Em meio às constantes escaramuças, era comum que tribos selassem a paz com povoados brancos em busca de uma aliança contra povos inimigos. Foi o que aconteceu com os canela, ou Kapiekrã, que, inicialmente derrotados em batalha pelos Sakamekrã, acabaram por vencê-los com a ajuda de aliados brancos.

Em determinado ponto, a proximidade desses índios com os ditos civilizados foi tão grande que a tribo largou as terras onde vivia para morar junto a eles. Os brancos, por sua vez, esperavam receber uma ajuda financeira do governo para sustentar os novos agregados.

Outros relatos

Feito em 1967 e só divulgado ao público 45 anos depois, o Relatório Figueiredo, produzido pelo procurador Jader Figueiredo a pedido do governo militar, relata o uso de vários tipos de violência contra os indígenas por membros do órgão que deveria resguardá-los, o Serviço de Proteção ao Índio (SPI).

Entre os assassinatos, abusos sexuais, casos de tortura e corrupção denunciados, o relatório ressalta as acusações de que uma tribo de índios pataxó do sul da Bahia teria sido levada à extinção por uma infecção proposital.

“Jamais foram apuradas as denúncias de que foi inoculado o vírus da varíola nos infelizes indígenas para que se pudessem distribuir suas terras entre figurões do governo”, aponta o documento.

Em seu vasto relatório de 2014, a Comissão Nacional da Verdade identificou entre as causas para a morte de cinco mil índios cinta-larga em Mato Grosso e Rondônia, a partir da década de 1950, “aviões que atiravam brinquedos contaminados com vírus da gripe, sarampo e varíola”, enviados por seringalistas, mineradores, madeireiros e garimpeiros, com a conivência do governo federal.

Transmissão não proposital e omissão

Para o antropólogo Casé Angatu, as doenças serviram desde o início aos interesses dos colonizadores.

“As contaminações, propositais ou não, serviram e servem para espoliar terras indígenas e para o contínuo genocídio dos povos originários”, afirma.

Palmquist classifica inclusive como criminosa a política de aproximação de tribos indígenas instalada durante a ditadura, que teria sido diretamente responsável pelo extermínio de milhares de índios.

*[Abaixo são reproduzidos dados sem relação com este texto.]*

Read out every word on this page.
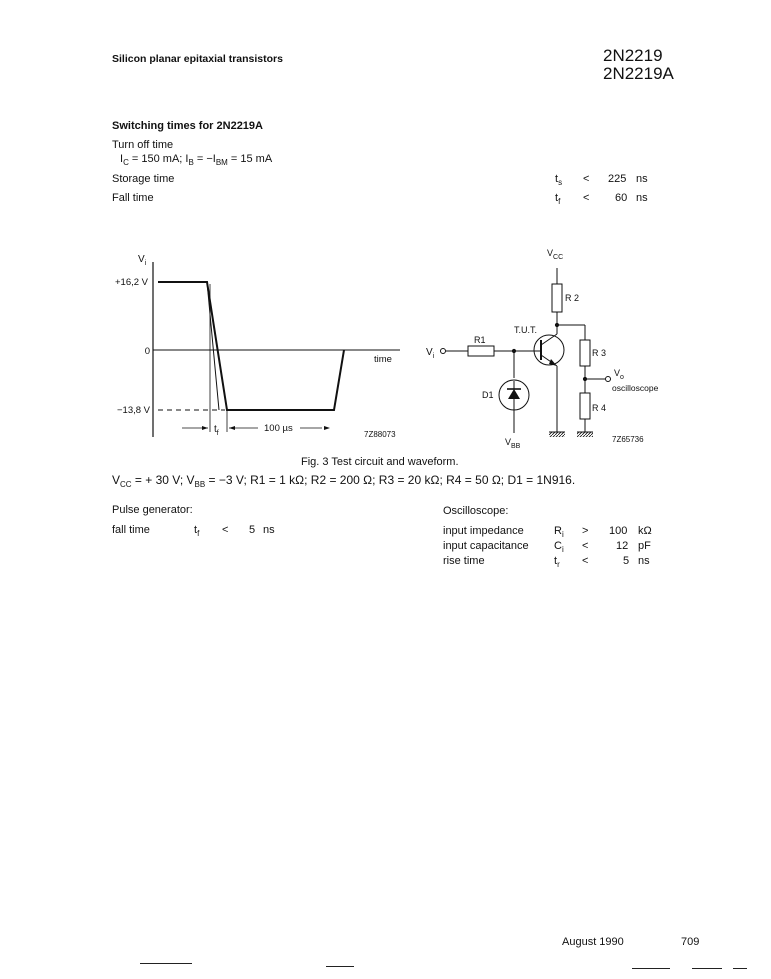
Silicon planar epitaxial transistors	2N2219
2N2219A
Switching times for 2N2219A
Turn off time
$I_C = 150$ mA; $I_B = -I_{BM} = 15$ mA
Storage time	$t_s < 225$ ns
Fall time	$t_f < 60$ ns
$V_i$
+16,2 V
0
−13,8 V
time
$t_f$	100 µs
7Z88073
$V_{CC}$
R 2
T.U.T.
R1
$V_i$	R 3
$V_o$
oscilloscope
D1
R 4
$V_{BB}$
7Z65736
Fig. 3 Test circuit and waveform.
$V_{CC}$ = + 30 V; $V_{BB} = -3$ V; R1 = 1 kΩ; R2 = 200 Ω; R3 = 20 kΩ; R4 = 50 Ω; D1 = 1N916.
Pulse generator:
fall time	$t_f < 5$ ns
Oscilloscope:
input impedance	$R_i > 100$ kΩ
input capacitance $C_i$ <	12 pF
rise time	$t_r$ <	5 ns
August 1990	709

“Muito rapidamente, a Funai se transformou numa promotora da atração, pacificação e contato com as tribos indígenas, num momento em que já se sabia quais eram as consequências dessa política.”

No Relatório Figueiredo, a omissão é também destacada como um dentre os vários crimes cometidos por membros do SPI. “A falta de assistência, porém, é a mais eficiente maneira de praticar o assassinato”, diz o documento.